John Makokha

Integrated Corporate Social Innovation: unmasking a values-based corporate sustainability framework for the management of corporate sustainability tensions in financial institutions in sub-Saharan Africa

University of Kent
PhD awarded 2021

I am currently working as an independent consultant in Kenya. I completed my PhD in business management at university of Kent in 2021 under the supervision of Prof. Martin Meyer (later moved to Aberdeen University), Dr. Adolf Acquaye and Dr. Eddy Hogg.

My research project looked at corporate sustainability tensions (CSTs) as a hindrance to corporate sustainability in financial institutions in Sub-Saharan Africa (SSA). I advanced the view that multiple CSTs need to be addressed and managed in order for corporations to generate value both for society and business. However, to manage multiple CSTs requires a mediating logic modelled around paradox theory so as to tie together opposing poles. As a result, I developed an Integrated Corporate Social Innovation (ICSI) framework, based on the paradox theory, social contract theory and the African communitarian philosophy of Ubuntu, which is a mediating framework to create value for society and business and meet the growing expectations of society to promote common good for all.
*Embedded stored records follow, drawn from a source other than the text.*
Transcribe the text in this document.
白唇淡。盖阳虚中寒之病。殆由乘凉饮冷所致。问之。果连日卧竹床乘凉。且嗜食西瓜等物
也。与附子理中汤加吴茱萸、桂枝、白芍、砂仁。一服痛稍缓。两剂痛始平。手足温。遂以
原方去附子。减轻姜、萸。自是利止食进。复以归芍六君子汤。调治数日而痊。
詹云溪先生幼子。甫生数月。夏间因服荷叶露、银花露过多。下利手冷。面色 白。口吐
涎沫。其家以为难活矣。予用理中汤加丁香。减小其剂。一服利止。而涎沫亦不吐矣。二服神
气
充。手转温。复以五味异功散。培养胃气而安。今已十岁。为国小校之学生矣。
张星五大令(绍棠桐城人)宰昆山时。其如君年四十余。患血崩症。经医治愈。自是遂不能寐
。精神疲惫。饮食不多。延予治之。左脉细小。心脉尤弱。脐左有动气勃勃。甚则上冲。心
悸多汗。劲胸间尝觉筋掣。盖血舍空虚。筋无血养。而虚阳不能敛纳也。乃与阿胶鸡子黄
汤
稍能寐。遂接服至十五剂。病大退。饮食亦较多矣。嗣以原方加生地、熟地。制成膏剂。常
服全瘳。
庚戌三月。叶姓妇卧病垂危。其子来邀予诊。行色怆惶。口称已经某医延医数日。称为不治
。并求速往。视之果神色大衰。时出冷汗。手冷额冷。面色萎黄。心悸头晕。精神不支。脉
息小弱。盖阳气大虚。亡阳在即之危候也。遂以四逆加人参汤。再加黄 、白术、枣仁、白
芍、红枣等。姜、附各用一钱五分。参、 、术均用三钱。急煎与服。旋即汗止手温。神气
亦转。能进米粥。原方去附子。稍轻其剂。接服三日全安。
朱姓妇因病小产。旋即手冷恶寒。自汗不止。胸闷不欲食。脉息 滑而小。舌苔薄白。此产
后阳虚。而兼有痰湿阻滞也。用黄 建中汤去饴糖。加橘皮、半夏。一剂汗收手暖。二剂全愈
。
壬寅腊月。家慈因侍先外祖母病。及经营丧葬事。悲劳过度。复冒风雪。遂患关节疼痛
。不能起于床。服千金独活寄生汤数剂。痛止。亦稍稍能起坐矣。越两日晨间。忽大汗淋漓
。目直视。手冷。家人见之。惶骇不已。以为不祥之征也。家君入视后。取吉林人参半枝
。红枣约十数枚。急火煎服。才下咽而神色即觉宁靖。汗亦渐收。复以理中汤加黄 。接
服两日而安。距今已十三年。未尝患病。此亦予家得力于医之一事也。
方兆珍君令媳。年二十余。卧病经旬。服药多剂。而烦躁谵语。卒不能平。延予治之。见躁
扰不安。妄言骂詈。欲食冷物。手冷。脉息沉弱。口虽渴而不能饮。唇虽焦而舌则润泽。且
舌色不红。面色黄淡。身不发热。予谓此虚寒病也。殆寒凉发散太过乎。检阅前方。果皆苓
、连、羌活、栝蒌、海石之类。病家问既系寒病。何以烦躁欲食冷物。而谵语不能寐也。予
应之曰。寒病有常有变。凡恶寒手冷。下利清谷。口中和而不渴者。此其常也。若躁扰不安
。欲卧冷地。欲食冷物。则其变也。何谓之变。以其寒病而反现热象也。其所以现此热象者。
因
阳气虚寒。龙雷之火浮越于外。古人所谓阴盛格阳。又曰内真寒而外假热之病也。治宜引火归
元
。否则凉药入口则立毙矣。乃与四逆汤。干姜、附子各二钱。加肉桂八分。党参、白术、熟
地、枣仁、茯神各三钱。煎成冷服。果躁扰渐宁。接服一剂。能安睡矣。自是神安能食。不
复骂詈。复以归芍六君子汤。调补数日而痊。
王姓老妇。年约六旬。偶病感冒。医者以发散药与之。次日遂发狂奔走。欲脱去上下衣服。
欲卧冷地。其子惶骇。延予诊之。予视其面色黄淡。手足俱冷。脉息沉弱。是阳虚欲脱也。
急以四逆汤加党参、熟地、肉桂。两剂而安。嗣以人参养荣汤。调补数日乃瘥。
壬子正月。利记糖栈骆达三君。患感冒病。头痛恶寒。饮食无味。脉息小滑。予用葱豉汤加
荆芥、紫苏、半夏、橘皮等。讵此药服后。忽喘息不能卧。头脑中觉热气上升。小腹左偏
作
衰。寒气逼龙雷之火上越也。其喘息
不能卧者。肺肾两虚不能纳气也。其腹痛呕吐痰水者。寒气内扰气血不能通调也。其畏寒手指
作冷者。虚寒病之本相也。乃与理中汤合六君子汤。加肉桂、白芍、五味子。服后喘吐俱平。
By offering insights on how cultural values help to manage tensions, my research strengthens the paradox and integrative view theories, which are critical in corporate sustainability of corporations in Africa. Secondly, this study provided the much-needed empirical conceptualization of CST management on the African continent. Lastly, my research provided an indication that effective management of CSTs can provide a way out of poverty on the African continent. As such, policy makers can incentivize corporations to mainstream CST management as a push towards sustainable business.

My research supports the RADMA theme of ‘relationship between organisational-level activities and performance and national and regional innovation systems or technology, science and industrial policies’.

During my PhD, I worked as an assistant lecturer at the University of Kent, and was also able to complete the Advanced Higher Education Associate Fellowship Scheme (AFS) course. I also volunteered as a coach at a job club with Christians Against Poverty (CAP) charity. I was happy to mingle with people from other cultures and my PhD experience never left me the same. I am grateful to RADMA for supporting my studies, without which I would never have realised my dream of studying in the UK.